Ihren Abschlussbericht veröffentlichte die Kommission im Mai 1994, woraufhin der Bundestag die Einsetzung einer zweiten, stärker fokussierten Enquete-Kommission mit dem Titel „Überwindung der Folgen der SED-Diktatur im Prozeß der deutschen Einheit“ beschloss. Diese sollte die Ergebnisse des ersten Gremiums weiter vertiefen und Beiträge zur gesamtgesellschaftlichen Aufarbeitung der DDR-Vergangenheit leisten. Außerdem sollte sie das demokratische Selbstbewusstsein der Bevölkerung weiter festigen, die innere Versöhnung der Gesellschaft vorantreiben sowie aktuelle Fragen des Wiedervereinigungsprozesses aufgreifen und Handlungsempfehlungen erarbeiten[2].
Nach Beschluss des Bundestags (Bundestag Drucksache 12/2330 vom 11. März 1992) konstituierte sich die Enquete-Kommission „Aufarbeitung von Geschichte und Folgen der SED-Diktatur in Deutschland“ am 19. März 1992 und wählte den Abgeordneten Rainer Eppelmann (CDU/CSU) einvernehmlich zu ihrem Vorsitzenden[1]. Dabei umfasste die Kommission insgesamt 27 Mitglieder, die sich gemäß der Sitzverteilung im Parlament aus 16 Abgeordneten sowie elf externen Sachverständigen zusammensetzte. Die einzelnen Abgeordneten wurden jeweils von ihren Fraktionen benannt und stammten mehrheitlich aus Ostdeutschland.[3][4] (Näheres hierzu siehe Mitglieder).
Die vergleichsweise späte Einsetzung einer solchen Kommission wird in der Wissenschaft häufig auf die besondere Dynamik des Wiedervereinigungsprozesses zurückgeführt, da bereits vor der offiziellen Wiedervereinigung (3. Oktober 1990) auf Seiten der DDR mit der juristischen Aufarbeitung des Regimes begonnen wurde. Dabei kam es vor allem zu Anklagen wegen Amtsmissbrauchs, Korruption und Wahlfälschung[3]. Parallel dazu forderten viele Bürger eine Einsicht in die Akten des MfS. Daher wurde im Juni 1990 ein Sonderausschuss zur Kontrolle der Auflösung des MfS eingerichtet, der später häufig als Gauck-Behörde oder Stasi-Unterlagenbehörde bezeichnet wurde[3][5]. Auf diese Weise sollte vermieden werden, dass sich dieselben Fehler wie im Umgang mit der NS-Vergangenheit wiederholen, wo die „Überlebenden wie Bettler vor verschlossenen Archivtüren standen, weil Persönlichkeitsrechte der Täter mehr galten als die geraubte Würde [...] der Unterdrückten“ (Gauck, Joachim 2001: 63f).[6]
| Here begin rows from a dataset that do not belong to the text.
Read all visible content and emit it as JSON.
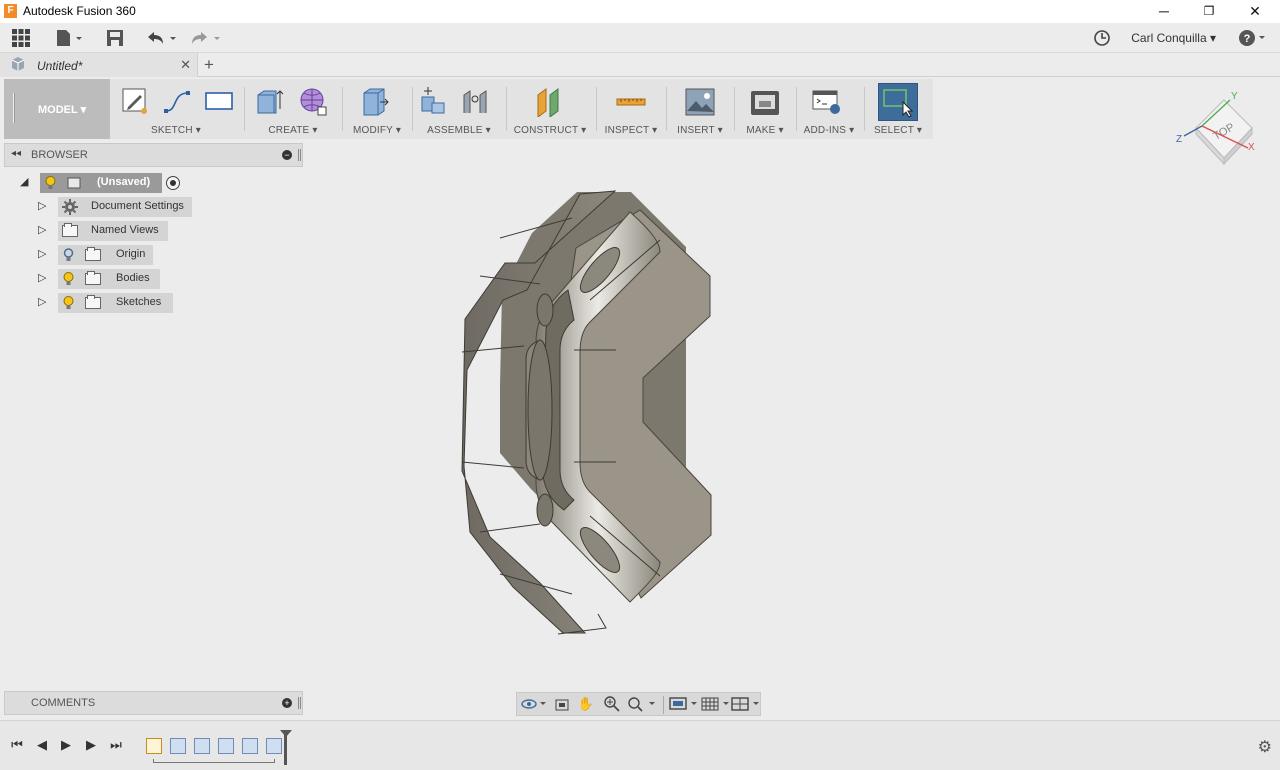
{
  "window": {
    "app_title": "Autodesk Fusion 360",
    "minimize": "─",
    "restore": "❐",
    "close": "✕"
  },
  "user": {
    "name": "Carl Conquilla"
  },
  "tabs": [
    {
      "label": "Untitled*",
      "active": true
    }
  ],
  "ribbon": {
    "workspace": "MODEL",
    "groups": [
      {
        "label": "SKETCH"
      },
      {
        "label": "CREATE"
      },
      {
        "label": "MODIFY"
      },
      {
        "label": "ASSEMBLE"
      },
      {
        "label": "CONSTRUCT"
      },
      {
        "label": "INSPECT"
      },
      {
        "label": "INSERT"
      },
      {
        "label": "MAKE"
      },
      {
        "label": "ADD-INS"
      },
      {
        "label": "SELECT"
      }
    ]
  },
  "viewcube": {
    "face": "TOP",
    "axes": [
      "X",
      "Y",
      "Z"
    ]
  },
  "browser": {
    "title": "BROWSER",
    "root": "(Unsaved)",
    "items": [
      {
        "label": "Document Settings"
      },
      {
        "label": "Named Views"
      },
      {
        "label": "Origin"
      },
      {
        "label": "Bodies"
      },
      {
        "label": "Sketches"
      }
    ]
  },
  "comments": {
    "title": "COMMENTS"
  },
  "colors": {
    "ribbon_bg": "#e3e3e3",
    "select_active": "#3e6d9c",
    "model_body": "#9a9588",
    "bulb": "#f5c518"
  }
}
Erst als die anfängliche Euphorie nach der Grenzöffnung langsam verklang und die Probleme der Wiedervereinigung immer deutlicher spürbar wurden, ertönten Forderungen nach neuen Wegen der Aufarbeitung und zum Umgang mit der DDR-Vergangenheit. Als Ursache hierfür wird in der Literatur häufig die hohe Arbeitslosigkeit im Osten, die schwache Wirtschaft der DDR und die explodierenden Kosten der Wiedervereinigung genannt. Hinzu kommt außerdem, dass der Umbruchsprozess für viele Ostbürger mit einem „Kultur- und Konsumschock“ (Görtemaker, Manfred 2015)[7] einherging, obwohl die Maueröffnung in Ostdeutschland anfänglich als Befreiung und Chance verstanden wurde. Begleitet wurde dieses Klima zudem von wachsender Unzufriedenheit über die Strafprozesse, die wegen des juristischen Rückwirkungsverbots nur sehr wenige Akteure und Funktionäre der SED verurteilen konnten. Außerdem zeigten sich in der Gesellschaft erste Ansätze der Mystifizierung des MfS und der Verharmlosung des SED-Regimes[3][7][8].
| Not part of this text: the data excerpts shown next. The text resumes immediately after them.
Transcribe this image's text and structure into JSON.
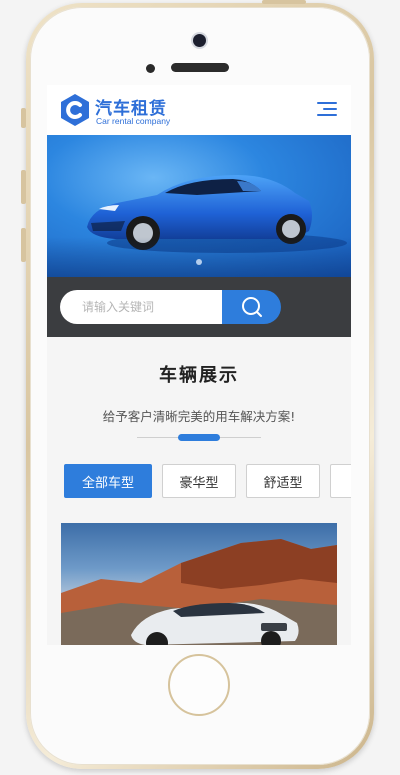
{
  "header": {
    "logo_text": "汽车租赁",
    "logo_sub": "Car rental company"
  },
  "search": {
    "placeholder": "请输入关键词"
  },
  "section": {
    "title": "车辆展示",
    "subtitle": "给予客户清晰完美的用车解决方案!"
  },
  "tabs": [
    {
      "label": "全部车型",
      "active": true
    },
    {
      "label": "豪华型",
      "active": false
    },
    {
      "label": "舒适型",
      "active": false
    }
  ],
  "colors": {
    "accent": "#2e7ddc",
    "brand": "#2e6fd8",
    "search_bg": "#3b3d40"
  },
  "icons": {
    "menu": "menu-icon",
    "search": "search-icon",
    "logo": "logo-c-icon"
  }
}
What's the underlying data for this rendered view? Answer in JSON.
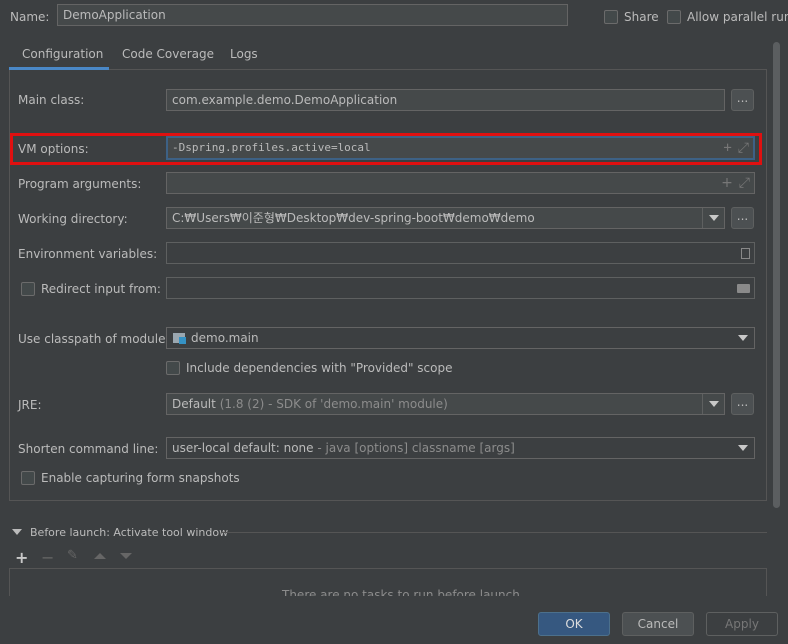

Daher wurden Anfang der 1990er Jahre in einer breiten öffentlichen Debatte verschiedene Ideen und Konzepte für Tribunale diskutiert. Diese sollten über juristische Verfahren hinaus moralische Urteile fällen, politische Schuld diskutieren und zuweisen. Angestoßen durch den Bürgerrechtler Friedrich Schorlemmer wurde dabei auch die Einsetzung eines gesamtgesellschaftlichen Tribunals nach Vorbild der Wahrheits- und Versöhnungskommission in Südafrika diskutiert[9]. Basierend auf dem Argument, dass dem Bundestag als höchster demokratisch gewählter Instanz eine besondere Verantwortung für die Aufarbeitung der DDR-Vergangenheit zukomme, entschieden sich die Abgeordneten im März 1992 schließlich für die Einsetzung einer Enquete-Kommission zur Aufarbeitung der SED-Diktatur.[10][11]
Damit war das Gremium, wie bei Enquete-Kommissionen üblich, dem Parlament untergeordnet und setzte sich aus einer Kooperation von Abgeordneten und Experten zusammen. So konnte die Kommission eng an den Bundestag gebunden und gleichzeitig vermieden werden, dass ein Tribunal ohne demokratische Legitimation die DDR-Vergangenheit aufarbeiten würde[3]. Dabei wurde stets betont, dass die politisch motivierte Arbeit der Enquete-Kommission die juristische und wissenschaftliche Aufarbeitung der DDR nicht vorwegnehmen oder ersetzen dürfe[1][4].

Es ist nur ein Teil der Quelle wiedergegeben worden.